Dossier : IMM-2594-16

Référence : 2016 CF 1371

[TRADUCTION FRANÇAISE]

Ottawa (Ontario), le 14 décembre 2016

En présence de monsieur le juge Gleeson

ENTRE :

GJIN VUKAJ

demandeur

et

LE MINISTRE DE LA CITOYENNETÉ ET DE L’IMMIGRATION

défendeur

JUGEMENT ET MOTIFS

I.                   Aperçu

[1]               M. Vukaj est un citoyen de l’Albanie. Il a demandé l’asile au motif qu’il court un risque en raison d’une vendetta qui perdure entre sa famille et une puissante et influente famille albanaise.

[2]               La Section de la protection des réfugiés de la Commission de l’immigration et du statut de réfugié du Canada (SPR) a rejeté la demande de M. Vukaj au motif qu’il n’avait pas établi une crainte subjective ni que la vendetta alléguée perdurait. La décision de la SPR a été maintenue par la Section d’appel des réfugiés (SAR). La décision de la SAR a par la suite été annulée par notre Cour dans le cadre d’un contrôle judiciaire au motif que la SAR avait fait erreur dans la détermination et l’application de la norme de contrôle à laquelle était assujettie la décision de la SPR.

[3]               Lors du réexamen, la SAR a de nouveau rejeté l’appel et confirmé la décision de la SPR. En cours d’instance, elle a admis en preuve deux nouveaux éléments de preuve documentaire et elle a tenu une audience. Elle a conclu que la question déterminante était celle de savoir si les allégations de risque étaient crédibles. Compte tenu des témoignages entendus lors de l’audience, la SAR n’a pas cru que M. Vukaj et les membres de sa famille étaient à cette époque les victimes d’une vendetta. M. Vukaj soutient que la SAR a commis une erreur en tirant cette conclusion et il demande à la Cour d’annuler la décision de la SAR et de renvoyer l’affaire à un tribunal de la SAR différemment constitué pour qu’il procède à un autre réexamen.  

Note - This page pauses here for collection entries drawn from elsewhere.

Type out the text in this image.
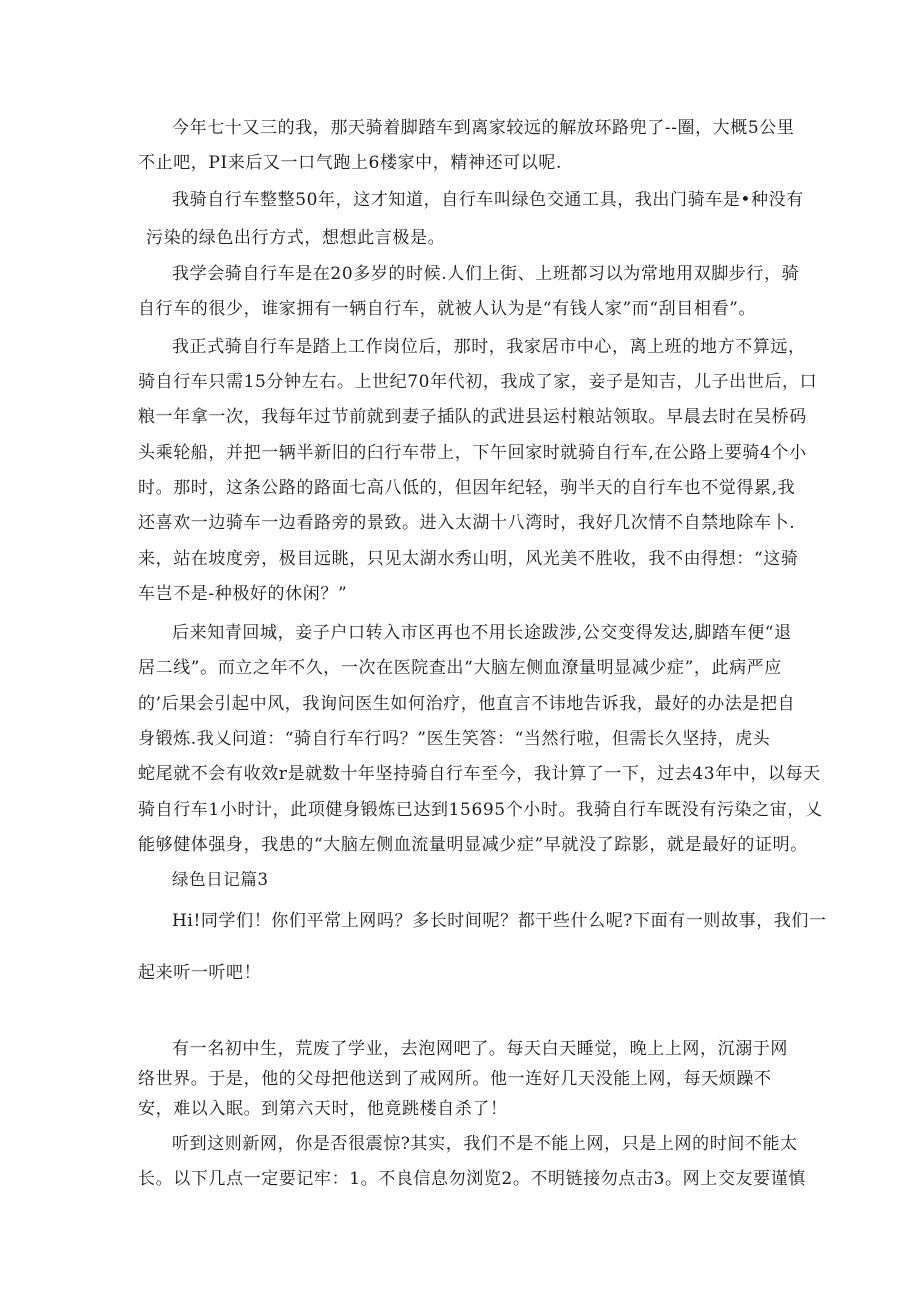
今年七十又三的我，那天骑着脚踏车到离家较远的解放环路兜了--圈，大概5公里
不止吧，PI来后又一口气跑上6楼家中，精神还可以呢.
我骑自行车整整50年，这才知道，自行车叫绿色交通工具，我出门骑车是•种没有
污染的绿色出行方式，想想此言极是。
我学会骑自行车是在20多岁的时候.人们上街、上班都习以为常地用双脚步行，骑
自行车的很少，谁家拥有一辆自行车，就被人认为是“有钱人家”而“刮目相看”。
我正式骑自行车是踏上工作岗位后，那时，我家居市中心，离上班的地方不算远，
骑自行车只需15分钟左右。上世纪70年代初，我成了家，妾子是知吉，儿子出世后，口
粮一年拿一次，我每年过节前就到妻子插队的武进县运村粮站领取。早晨去时在吴桥码
头乘轮船，并把一辆半新旧的臼行车带上，下午回家时就骑自行车,在公路上要骑4个小
时。那时，这条公路的路面七高八低的，但因年纪轻，驹半天的自行车也不觉得累,我
还喜欢一边骑车一边看路旁的景致。进入太湖十八湾时，我好几次情不自禁地除车卜.
来，站在坡度旁，极目远眺，只见太湖水秀山明，风光美不胜收，我不由得想：“这骑
车岂不是-种极好的休闲？”
后来知青回城，妾子户口转入市区再也不用长途跋涉,公交变得发达,脚踏车便“退
居二线”。而立之年不久，一次在医院查出“大脑左侧血潦量明显减少症”，此病严应
的’后果会引起中风，我询问医生如何治疗，他直言不讳地告诉我，最好的办法是把自
身锻炼.我乂问道：“骑自行车行吗？”医生笑答：“当然行啦，但需长久坚持，虎头
蛇尾就不会有收效r是就数十年坚持骑自行车至今，我计算了一下，过去43年中，以每天
骑自行车1小时计，此项健身锻炼已达到15695个小时。我骑自行车既没有污染之宙，乂
能够健体强身，我患的“大脑左侧血流量明显减少症”早就没了踪影，就是最好的证明。
绿色日记篇3
Hi!同学们！你们平常上网吗？多长时间呢？都干些什么呢?下面有一则故事，我们一
起来听一听吧！
有一名初中生，荒废了学业，去泡网吧了。每天白天睡觉，晚上上网，沉溺于网
络世界。于是，他的父母把他送到了戒网所。他一连好几天没能上网，每天烦躁不
安，难以入眠。到第六天时，他竟跳楼自杀了！
听到这则新网，你是否很震惊?其实，我们不是不能上网，只是上网的时间不能太
长。以下几点一定要记牢：1。不良信息勿浏览2。不明链接勿点击3。网上交友要谨慎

[4]               M. Vukaj fait valoir que bien que la SAR ait correctement déterminé la norme de contrôle applicable à l’examen de la décision de la SPR, elle a commis une erreur en l’appliquant. De plus, il fait valoir que les conclusions de la SAR quant à la crédibilité sont problématiques, que la SAR a commis une erreur en refusant d’admettre des preuves documentaires et qu’elle n’a pas tenu compte du fait que ses frères avaient obtenu l’asile par suite de demandes reposant sur les mêmes allégations concernant la vendetta dont sa famille était la victime.

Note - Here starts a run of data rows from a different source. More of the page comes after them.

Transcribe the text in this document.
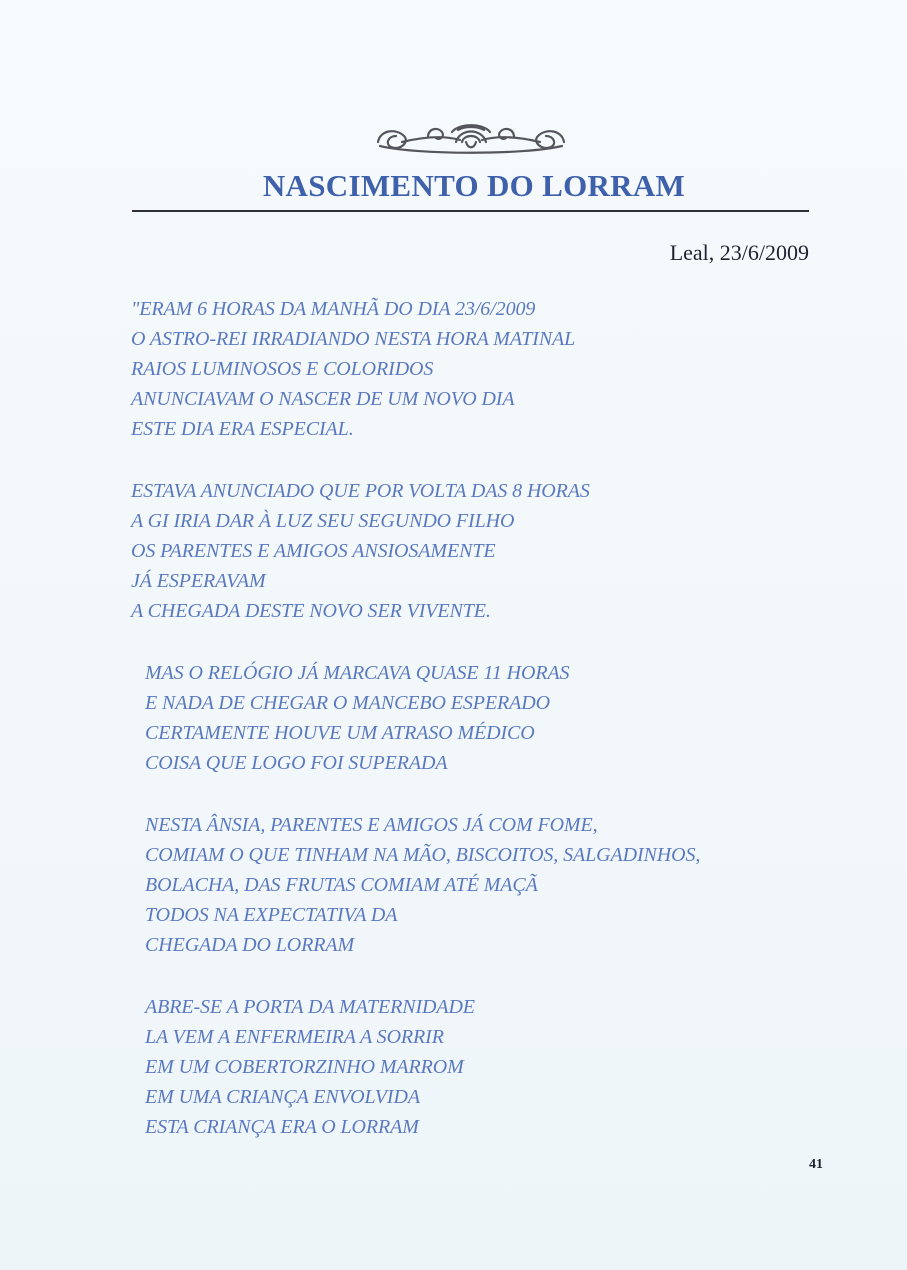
NASCIMENTO DO LORRAM
Leal, 23/6/2009
"ERAM 6 HORAS DA MANHÃ DO DIA 23/6/2009
O ASTRO-REI IRRADIANDO NESTA HORA MATINAL
RAIOS LUMINOSOS E COLORIDOS
ANUNCIAVAM O NASCER DE UM NOVO DIA
ESTE DIA ERA ESPECIAL.
ESTAVA ANUNCIADO QUE POR VOLTA DAS 8 HORAS
A GI IRIA DAR À LUZ SEU SEGUNDO FILHO
OS PARENTES E AMIGOS ANSIOSAMENTE
JÁ ESPERAVAM
A CHEGADA DESTE NOVO SER VIVENTE.
MAS O RELÓGIO JÁ MARCAVA QUASE 11 HORAS
E NADA DE CHEGAR O MANCEBO ESPERADO
CERTAMENTE HOUVE UM ATRASO MÉDICO
COISA QUE LOGO FOI SUPERADA
NESTA ÂNSIA, PARENTES E AMIGOS JÁ COM FOME,
COMIAM O QUE TINHAM NA MÃO, BISCOITOS, SALGADINHOS,
BOLACHA, DAS FRUTAS COMIAM ATÉ MAÇÃ
TODOS NA EXPECTATIVA DA
CHEGADA DO LORRAM
ABRE-SE A PORTA DA MATERNIDADE
LA VEM A ENFERMEIRA A SORRIR
EM UM COBERTORZINHO MARROM
EM UMA CRIANÇA ENVOLVIDA
ESTA CRIANÇA ERA O LORRAM
41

[5]               J’ai examiné les observations que les parties ont présentées à la Cour verbalement et par écrit ainsi que l’ensemble du dossier. Ce faisant, je n’ai pas été en mesure de déterminer ce sur quoi se fonde la SAR pour conclure « qu’il n’est pas nécessaire pour moi de procéder à une analyse exhaustive des motifs de la décision de la SPR ». Cette question est déterminante et la seule sur laquelle je dois me prononcer. La demande est accueillie pour les motifs exposés ci‑dessous.

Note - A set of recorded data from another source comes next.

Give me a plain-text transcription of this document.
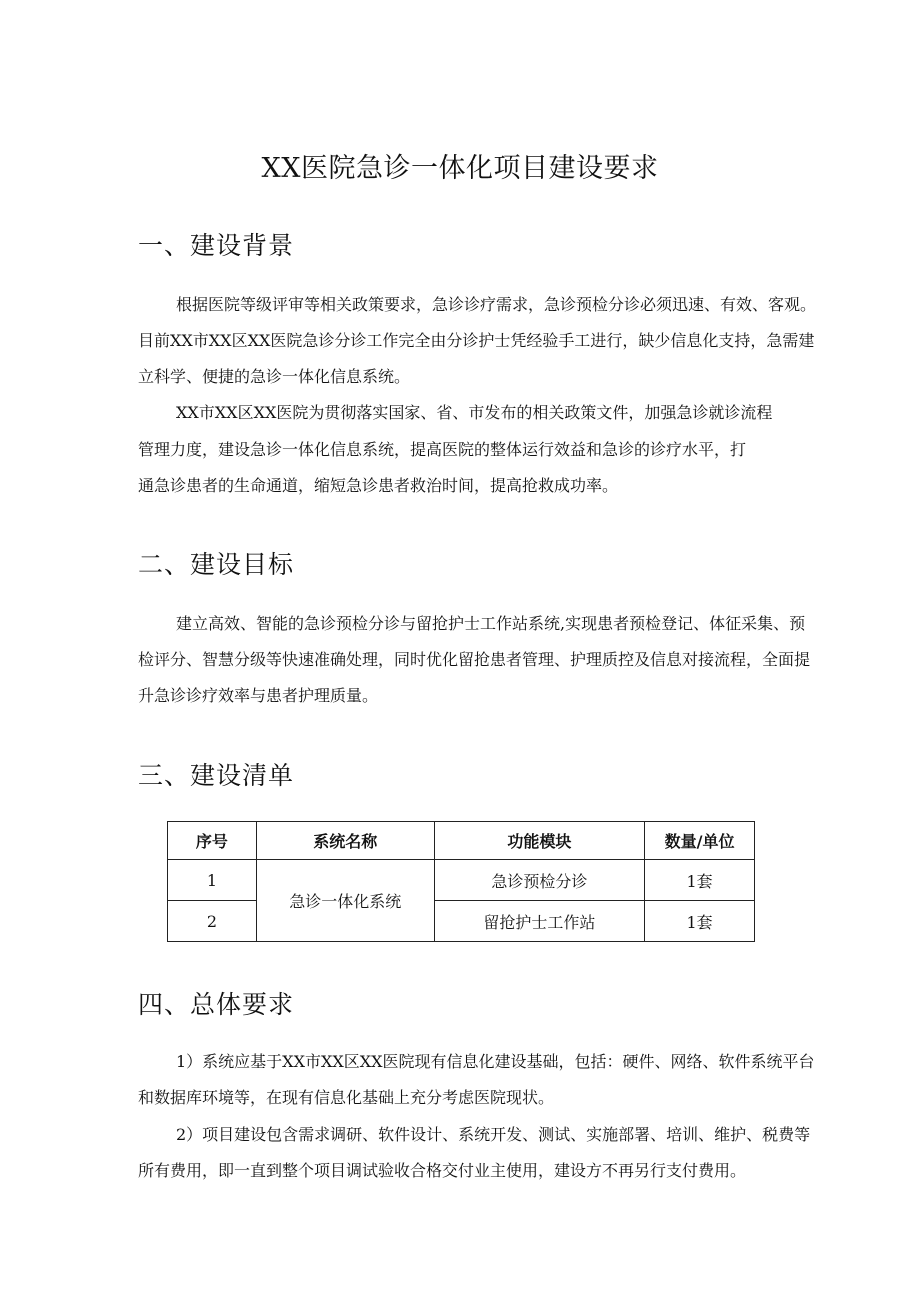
XX医院急诊一体化项目建设要求
一、建设背景
根据医院等级评审等相关政策要求，急诊诊疗需求，急诊预检分诊必须迅速、有效、客观。
目前XX市XX区XX医院急诊分诊工作完全由分诊护士凭经验手工进行，缺少信息化支持，急需建
立科学、便捷的急诊一体化信息系统。
XX市XX区XX医院为贯彻落实国家、省、市发布的相关政策文件，加强急诊就诊流程
管理力度，建设急诊一体化信息系统，提高医院的整体运行效益和急诊的诊疗水平，打
通急诊患者的生命通道，缩短急诊患者救治时间，提高抢救成功率。
二、建设目标
建立高效、智能的急诊预检分诊与留抢护士工作站系统,实现患者预检登记、体征采集、预
检评分、智慧分级等快速准确处理，同时优化留抢患者管理、护理质控及信息对接流程，全面提
升急诊诊疗效率与患者护理质量。
三、建设清单
序号	系统名称	功能模块	数量/单位
1	急诊一体化系统	急诊预检分诊	1套
2		留抢护士工作站	1套
四、总体要求
1）系统应基于XX市XX区XX医院现有信息化建设基础，包括：硬件、网络、软件系统平台
和数据库环境等，在现有信息化基础上充分考虑医院现状。
2）项目建设包含需求调研、软件设计、系统开发、测试、实施部署、培训、维护、税费等
所有费用，即一直到整个项目调试验收合格交付业主使用，建设方不再另行支付费用。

II.                Norme de contrôle

[6]               Il n’y a pas de désaccord entre les parties en ce qui concerne la norme de contrôle à laquelle est assujettie la décision de la SAR : la Cour doit appliquer la norme de la décision raisonnable (Canada (Ministre de la Citoyenneté et de l’Immigration) c Huruglica, 2016 CAF 93 [Huruglica], au par. 35).

[7]               La cour chargée de contrôler une décision fera preuve de déférence envers le décideur appelé à interpréter sa loi constitutive (Compagnie des chemins de fer nationaux du Canada c Canada (Procureur général), 2014 CSC 40, au par. 55). Dans le contexte d’un contrôle judiciaire, la norme de la décision raisonnable s’attache à la justification, la transparence et l’intelligibilité du processus décisionnel et à la question de savoir si la décision appartient aux  issues raisonnables pouvant se justifier au regard des faits et du droit (Dunsmuir c Nouveau‑Brunswick, 2008 CSC 9, au par. 47). 

III.             Analyse

[8]               Le défendeur fait valoir que la SAR 1) a relevé les principales préoccupations de la SPR 2) a raisonnablement déterminé qu’il convenait de tenir une audience par suite de sa décision d’admettre, comme preuve nouvelle, une lettre écrite par l’épouse de M. Vukaj. Le défendeur ajoute qu’il était raisonnable que la SAR conclue qu’en raison des témoignages livrés par M. Vukaj et son épouse lors de l’audience il y avait des problèmes de crédibilité insurmontables ayant amené le commissaire à ne pas ajouter foi à l’allégation de M. Vukaj selon laquelle une vendetta à laquelle prenait part une influente famille albanaise perdurait. Les arguments du défendeur ne me convainquent pas.

[9]               Dans sa décision de maintenir la décision de la SPR, il ressort à l’évidence que la SAR s’est appuyée sur ses propres conclusions en matière de crédibilité découlant des témoignages de vive voix de M. Vukaj et de son épouse. Le demandeur soutient qu’il s’agit là du seul motif sur lequel se fonde la décision de la SAR et, invoquant l’arrêt Huruglica de la Cour d’appel fédérale, il soutient que cela est contraire à l’obligation de la SAR d’examiner la décision de la SPR en vue de déterminer si cette dernière a commis une erreur de droit, de fait ou mixte de droit et de fait. À cet égard, le demandeur n’a pas fait valoir que la SAR a l’obligation de tenir une audience de novo, comme l’a compris le défendeur, mais plutôt que la SAR était tenue d’examiner et de se prononcer sur les erreurs que M. Vukaj attribue à la SPR dans ses observations.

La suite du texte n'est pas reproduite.